Michael Herr su Kubrick
Domenica scorsa, in occasione della pubblicazione italiana della sua biografia Mr Winchell, lo scrittore Michael Herr è stato intervistato per La Domenica di Repubblica. In un articolo di due pagine, Herr racconta sì il suo lavoro per il libro sul primo cronista gossip degli Stati Uniti ma anche e soprattutto il suo rapporto conflittuale con l'esperienza in Vietnam e naturalmente la sua collaborazione con Kubrick per la sceneggiatura di Full Metal Jacket.
"Full Metal Jacket fu in assoluto la fine della linea del fronte del Vietnam per me, la guerra smise di seguirmi dopo tanto tempo," dice. Comprese le attuali guerre in Iraq e Afghanistan. "Non credo alle nostre guerre e non le sostengo. Non seguo i reportage da quei fronti. In realtà non sono interessato alla guerra come soggetto e non seguo molto l'attualità. Niente tv, niente quotidiani, poche riviste e soprattutto su Internet."Interessante anche l'introduzione alla biografia appena uscita: raccontando la genesi di un libro che lui vedeva più come una sceneggiatura che come una biografia classica e indagando le ragioni per cui fu scartato dai produttori cinematografici, Herr dà una lezione di scrittura per il cinema non comune per uno scrittore che ha flirtato con la settima arte per sole due volte:
Esattamente trent'anni fa, a maggio del 1979, Apocalypse Now vinse la Palma d'oro al Festival di Cannes. Per Herr, due o tre vite fa. "Lavorai ad Apocalypse Now dopo averne visto un breve estratto che trovai fantastico. Ma la ragione principale era che volevo lavorare con Coppola che ammiravo e che mi piacque fin dal primo incontro. Era un progetto di cui volevo essere parte e non mi pentii neanche un secondo di averlo fatto."

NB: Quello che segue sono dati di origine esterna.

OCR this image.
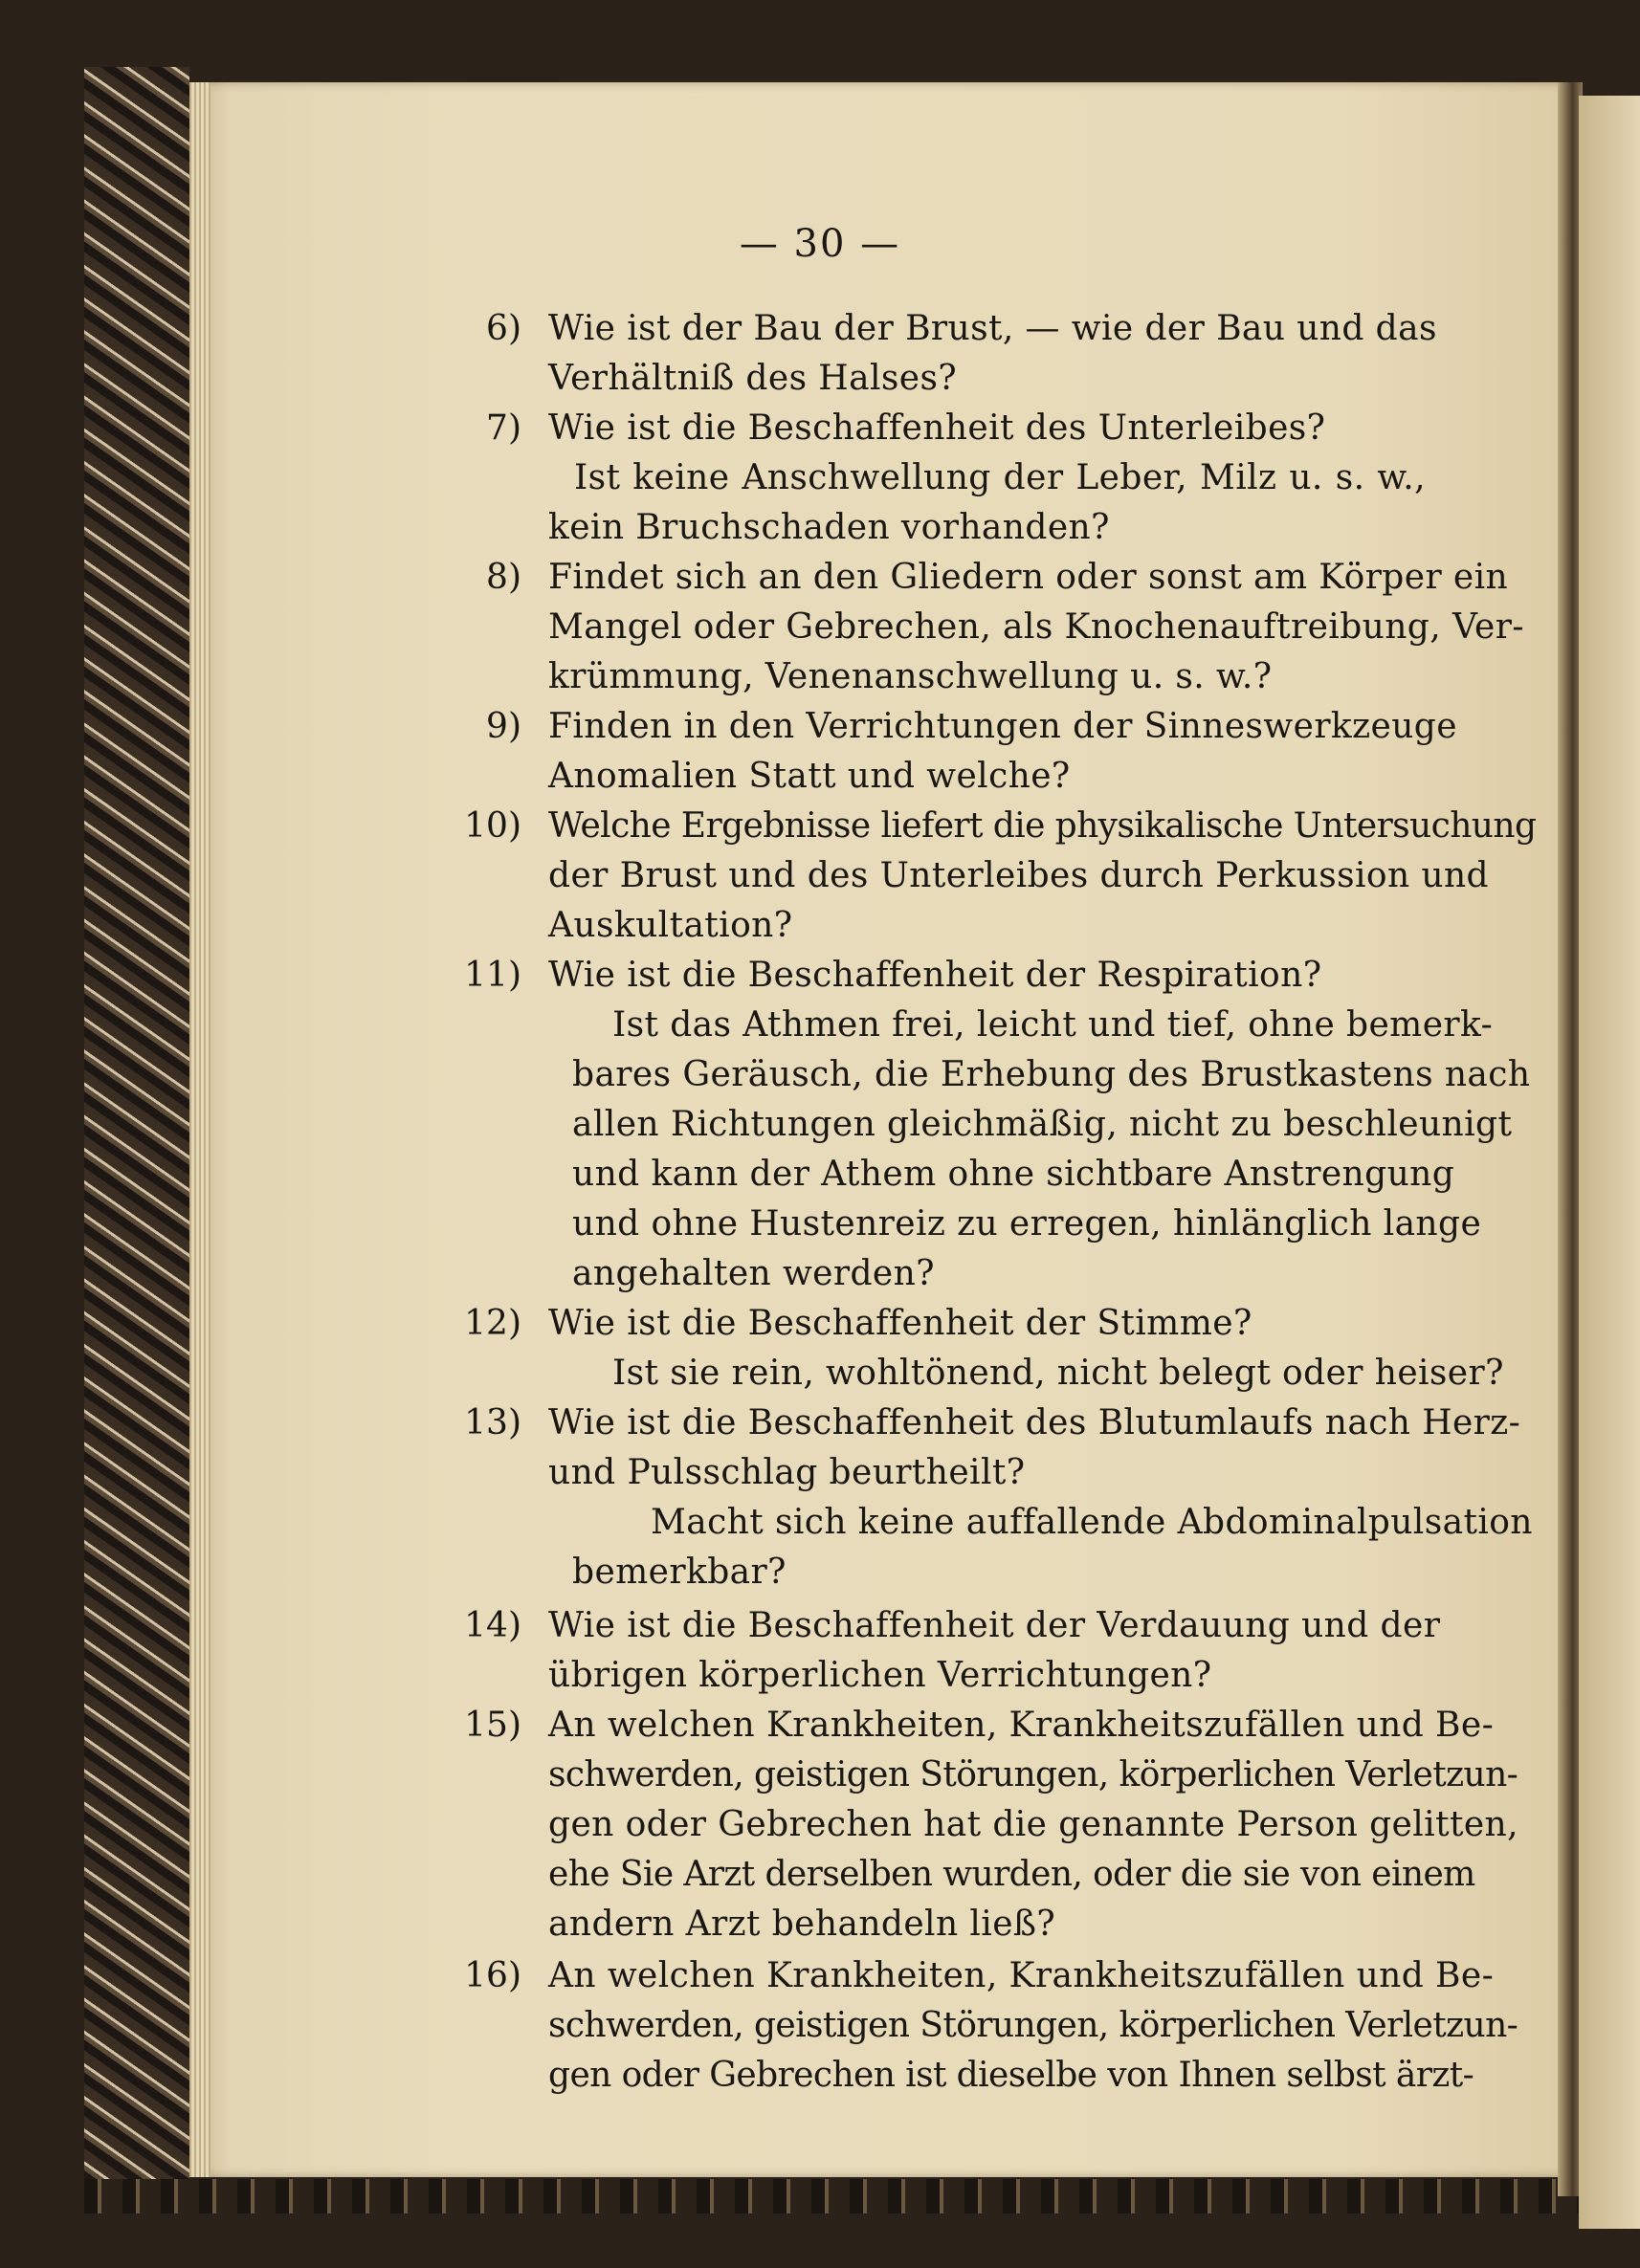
— 30 —
6) Wie ist der Bau der Brust, — wie der Bau und das
Verhältniß des Halses?
7) Wie ist die Beschaffenheit des Unterleibes?
Ist keine Anschwellung der Leber, Milz u. s. w.,
kein Bruchschaden vorhanden?
8) Findet sich an den Gliedern oder sonst am Körper ein
Mangel oder Gebrechen, als Knochenauftreibung, Ver-
krümmung, Venenanschwellung u. s. w.?
9) Finden in den Verrichtungen der Sinneswerkzeuge
Anomalien Statt und welche?
10) Welche Ergebnisse liefert die physikalische Untersuchung
der Brust und des Unterleibes durch Perkussion und
Auskultation?
11) Wie ist die Beschaffenheit der Respiration?
Ist das Athmen frei, leicht und tief, ohne bemerk-
bares Geräusch, die Erhebung des Brustkastens nach
allen Richtungen gleichmäßig, nicht zu beschleunigt
und kann der Athem ohne sichtbare Anstrengung
und ohne Hustenreiz zu erregen, hinlänglich lange
angehalten werden?
12) Wie ist die Beschaffenheit der Stimme?
Ist sie rein, wohltönend, nicht belegt oder heiser?
13) Wie ist die Beschaffenheit des Blutumlaufs nach Herz-
und Pulsschlag beurtheilt?
Macht sich keine auffallende Abdominalpulsation
bemerkbar?
14) Wie ist die Beschaffenheit der Verdauung und der
übrigen körperlichen Verrichtungen?
15) An welchen Krankheiten, Krankheitszufällen und Be-
schwerden, geistigen Störungen, körperlichen Verletzun-
gen oder Gebrechen hat die genannte Person gelitten,
ehe Sie Arzt derselben wurden, oder die sie von einem
andern Arzt behandeln ließ?
16) An welchen Krankheiten, Krankheitszufällen und Be-
schwerden, geistigen Störungen, körperlichen Verletzun-
gen oder Gebrechen ist dieselbe von Ihnen selbst ärzt-
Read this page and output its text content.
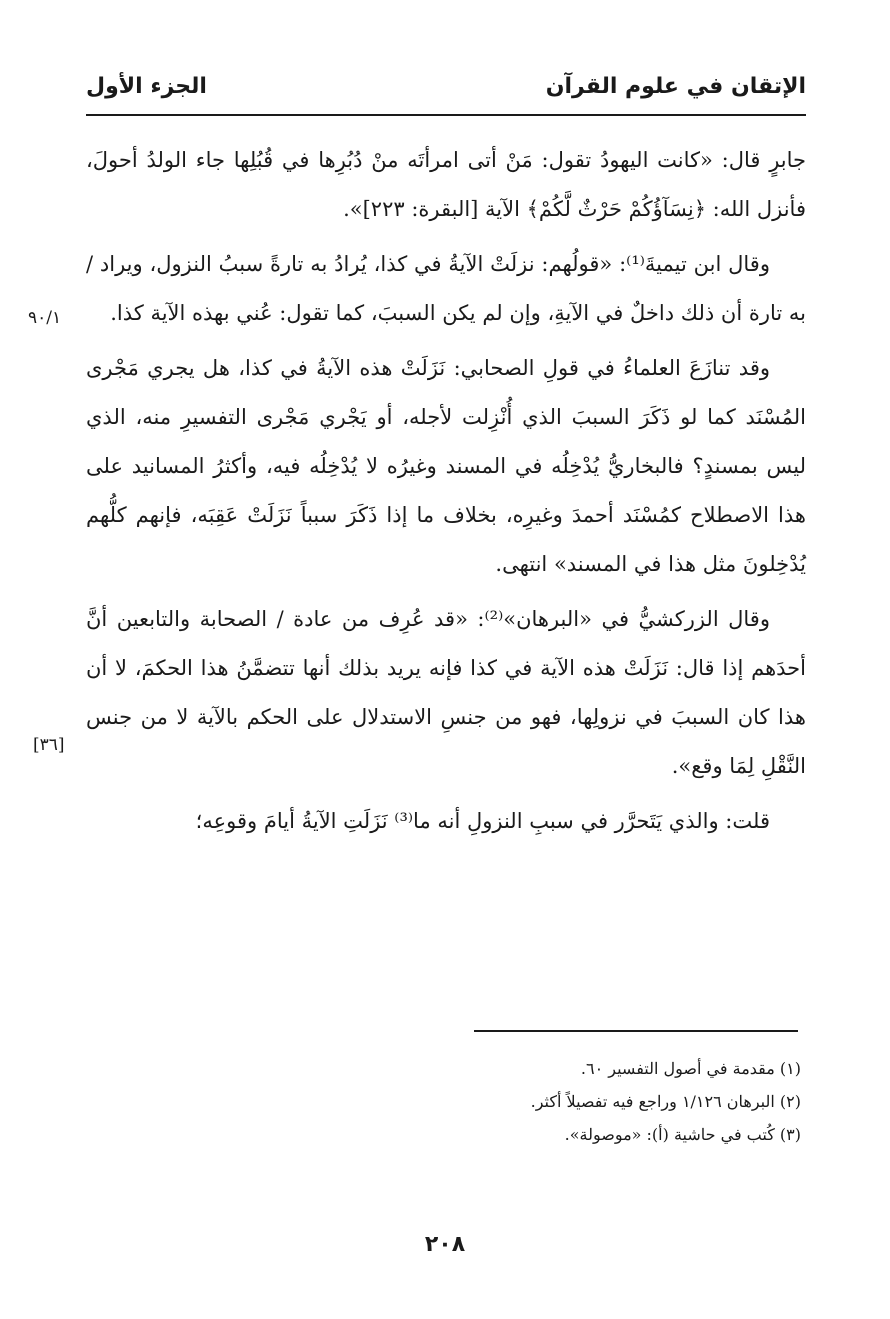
الإتقان في علوم القرآن
الجزء الأول

جابرٍ قال: «كانت اليهودُ تقول: مَنْ أتى امرأتَه منْ دُبُرِها في قُبُلِها جاء الولدُ أحولَ، فأنزل الله: ﴿نِسَآؤُكُمْ حَرْثٌ لَّكُمْ﴾ الآية [البقرة: ٢٢٣]».

وقال ابن تيميةَ⁽¹⁾: «قولُهم: نزلَتْ الآيةُ في كذا، يُرادُ به تارةً سببُ النزول، ويراد / به تارة أن ذلك داخلٌ في الآيةِ، وإن لم يكن السببَ، كما تقول: عُني بهذه الآية كذا.

وقد تنازَعَ العلماءُ في قولِ الصحابي: نَزَلَتْ هذه الآيةُ في كذا، هل يجري مَجْرى المُسْنَد كما لو ذَكَرَ السببَ الذي أُنْزِلت لأجله، أو يَجْري مَجْرى التفسيرِ منه، الذي ليس بمسندٍ؟ فالبخاريُّ يُدْخِلُه في المسند وغيرُه لا يُدْخِلُه فيه، وأكثرُ المسانيد على هذا الاصطلاح كمُسْنَد أحمدَ وغيرِه، بخلاف ما إذا ذَكَرَ سبباً نَزَلَتْ عَقِبَه، فإنهم كلُّهم يُدْخِلونَ مثل هذا في المسند» انتهى.

وقال الزركشيُّ في «البرهان»⁽²⁾: «قد عُرِف من عادة / الصحابة والتابعين أنَّ أحدَهم إذا قال: نَزَلَتْ هذه الآية في كذا فإنه يريد بذلك أنها تتضمَّنُ هذا الحكمَ، لا أن هذا كان السببَ في نزولِها، فهو من جنسِ الاستدلال على الحكم بالآية لا من جنس النَّقْلِ لِمَا وقع».

قلت: والذي يَتَحرَّر في سببِ النزولِ أنه ما⁽³⁾ نَزَلَتِ الآيةُ أيامَ وقوعِه؛

٩٠/١
[٣٦]
(١) مقدمة في أصول التفسير ٦٠.
(٢) البرهان ١/١٢٦ وراجع فيه تفصيلاً أكثر.
(٣) كُتب في حاشية (أ): «موصولة».
٢٠٨
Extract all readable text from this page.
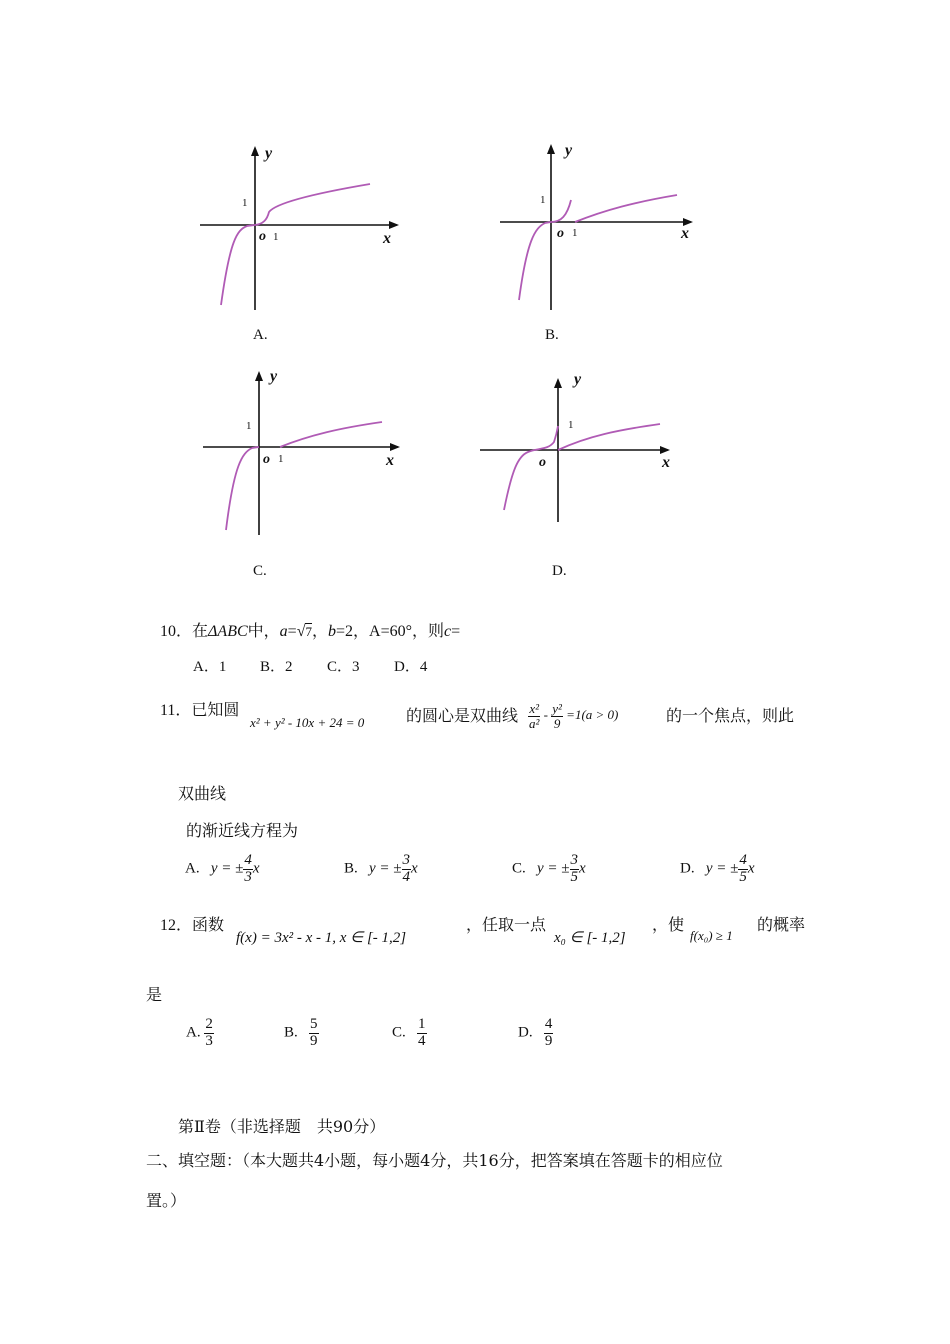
y
x
o
1
1
A.
y
x
o
1
1
B.
y
x
o
1
1
C.
y
x
o
1
D.
10．在ΔABC中，a=√7，b=2，A=60°，则c=
A．1 B．2 C．3 D．4
11．已知圆
x² + y² - 10x + 24 = 0	的圆心是双曲线 $\frac{\text{x²}}{\text{a²}} - \frac{\text{y²}}{9} =1(a > 0)$	的一个焦点，则此
双曲线
的渐近线方程为
A. y = ± $\frac{4}{3}$ x	B. y = ± $\frac{3}{4}$ x	C. y = ± $\frac{3}{5}$ x	D. y = ± $\frac{4}{5}$ x
12．函数
f(x) = 3x² - x - 1, x ∈ [- 1,2]
，任取一点
x₀ ∈ [- 1,2]
，使
f(x₀) ≥ 1
的概率
是
A. $\frac{2}{3}$	B. $\frac{5}{9}$	C. $\frac{1}{4}$	D. $\frac{4}{9}$
第Ⅱ卷（非选择题　共90分）
二、填空题：（本大题共4小题，每小题4分，共16分，把答案填在答题卡的相应位
置。）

Le cose andarono allo stesso modo quando lo chiamò Kubrick. Ma stavolta fu qualcosa di più di un semplice sodalizio artistico. "Non fu mai una questione di soldi. Volevo lavorare con Stanley Kubrick, credevo molto nel progetto. Fin dal nostro primo incontro e per i sei anni che seguirono parlammo di Jung e dell'Ombra. Penso che sia una presenza molto attiva in quasi tutto quello che ho scritto, alla fonte di ogni violenza nel mondo. Rappresenta l'atto di repressione nel comportamento umano. La gente ha sempre una spiegazione razionale, ragionevole, per la violenza che commette. Ma io penso che venga sempre dal lato oscuro..."
L'uomo che raccontò il Vietnam, Dario Olivero, La Domenica di Repubblica, 19.04.2009
Scrivere sceneggiature è una disciplina che impone di subordinare il linguaggio alle immagini. La scrittura descrittiva presente nelle sceneggiature assomiglia più a un diagramma che a un racconto; si tratta di note per il regista, che ne fa il suo strumento di lavoro. Lo scrittore può dare tutte le indicazioni che vuole sul grado di emozione che deve trasparire da una certa battuta, su ciò che riguarda il corpo, l'abito di scena o la luce, ma non può realizzare una messa in scena. E per quanto si possano decantare la potenza e la bellezza di quei brevi frammenti disposti sulla pagina, capaci di riassumere ampie parti di trama che si sviluppano nel corso del tempo, il montaggio è un'esclusiva dei film. [Nella prima stesura di Mr Winchell,] invece di subordinare il linguaggio alle immagini, mi [ero] limitato a sublimarlo, e per giunta senza troppa convinzione. [Ora,] sono riuscito a plasmare il linguaggio in scene per lo più molto brevi, e a far fluttuare le scene sul dialogo; un dialogo animato, da film, almeno nelle mie intenzioni. In Mr Winchell, il dialogo è l'azione, o la maggior parte dell'azione.